Женский голос окликнул ее по имени, и она увидела, что рядом с Алексеем Лукичом, сидящим в плетеном кресле, стоит женщина и машет ей рукой, привлекая внимание.

– Мими решила нас навестить! – прокомментировал Федор и галантно предложил озадаченной цыганке свою руку.

– Гожы, ты чудесно выглядишь! И волосы так

отрасли! Теперь-то я вижу точно: ты не Иван! – рассмеялась хозяйка Дома счастья, придерживая заметно округлившийся живот.

– У тебя будет ребенок? – удивилась Гожы.

– Да, от нашей с Михаилом любви остался след… Я надеюсь, это будет девочка. Ей я смогу передать свой бесценный опыт, как когда-то мне передала его мать, – произнесла Мими с улыбкой, но потом добавила притворно строго: – И все-таки я немного на тебя сержусь за этот обман! Эту кровожадную горбунью я отправила к родителям. Как она рыдала! Пишет мне письма, и все время в них просит у тебя прощения.

– У меня? За что? – недоумевала запутавшаяся Гожы.

В голове молодой цыганки поднялся ураган вопросов. Попытка вспомнить ту ночь, когда в сражении с Тагаром она осталась победителем, не увенчалась успехом.

– Эта дрянь всадила в тебя нож! Не помнишь? Ты вернулась с коробкой сигар и потеряла сознание посреди гостиной в большом доме. Мы увидели пятно крови, раздели тебя посмотреть и обнаружили кое-что интересное! Алексей Лукич любезно забрал тебя к себе и вызвал своего друга доктора! Нашему Барину ты обязана по гроб жизни…

– Не преувеличивай, Мими. Я сделал то, что было мне по силам! – недовольно встрял слепой старик, обеспокоившись состоянием Гожы. Он чувствовал ее волнение.

– Так значит, ничего этого не было… Я не победила дьявола, – дрожащим голосом произнесла цыганка, ставшая вдруг бледной, как полотно.

– Ты что, снова бредишь? – насторожилась Мими.

– Я тебя просил не напоминать ей о том вечере! – ворчал Алексей Лукич.

Федор участливо сжал ее руку, но Гожы не чувствовала тепла этой поддержки. Она сосредоточенно смотрела в сторону леса, зная: где-то рядом бродит опасность, потому что Тагар все еще жив.

Глава 20 Победителей не судят

Гожы просыпалась каждое утро с беспокойством.

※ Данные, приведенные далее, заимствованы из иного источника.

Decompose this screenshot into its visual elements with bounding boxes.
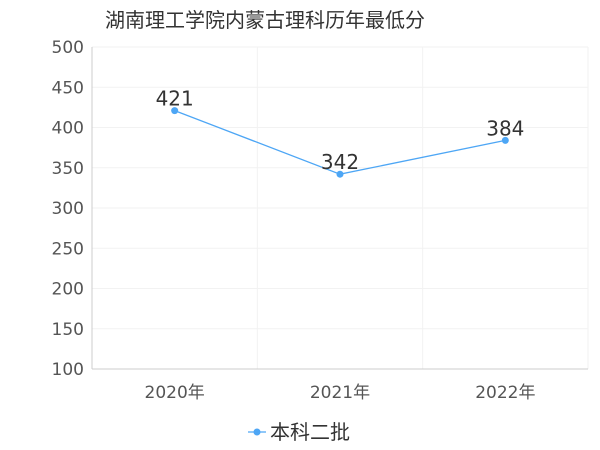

Ей снились неприятные сны, в которых она бесконечно бродила по лесу. Ноги ее были сбиты в кровь, на ней была красная юбка и окровавленная рубашка. Заканчивались ее видения почти одинаково: после долгих скитаний цыганка, оказываясь на грибной поляне, и там ее кто-нибудь ждал: улыбающийся Михаил, сочувствующая Настасья, осуждающая Зора, удивленный Иван, тоскующий отец – все те, о ком она вспоминала с любовью. Как только Гожы открывала глаза, тут же вскакивала с постели и бежала со всех ног в столовую. Алексей Лукич и Федор, привыкшие вставать очень рано, приветствовали ее смешками.

– Она снова здесь? Неумытая и с растрепанными черными волосами, похожая на злую колдунью, сбежавшую из подземелья?

– Да, дядя! – тепло отзывался влюбленный мужчина, рассматривая сияющее от радости лицо девушки, которая убедившись, что с ними все в порядке, со спокойной душой возвращалась в свою комнату, чтобы облачится в платье. Мужскую одежду Гожы больше не носила. С щедрой руки хозяина усадьбы и благодаря «французским» связям Мими, у нее появился целый гардероб. Гожы не нравилась светская одежда, сковывающая движения. Чаще всего она облачалась в цыганский наряд, который сшила сама – широкую цветастую юбку и рубашку в оборках, в этом она чувствовала себя уютно и свободно. Федора не смущало ее одеяние, он прекрасно осознавал, что его невеста – цыганка, и не хотел лишать ее права быть самой собой. Алексею Лукичу было все равно – он не видел, во что она одета, его волновало ее внутренне убранство, старик тонко чувствовал перемены ее настроения и с каждым днем возрастающее беспокойство. Вечерами девушка развлекала мужчин своим пением. Слепой мужчина очень любил ее слушать, и все время повторял фразу своего приятеля – вояки, который почитал творчество кочевого народа: «Русский умирает два раза. Один раз – за Родину, и второй – когда слушает песни цыган».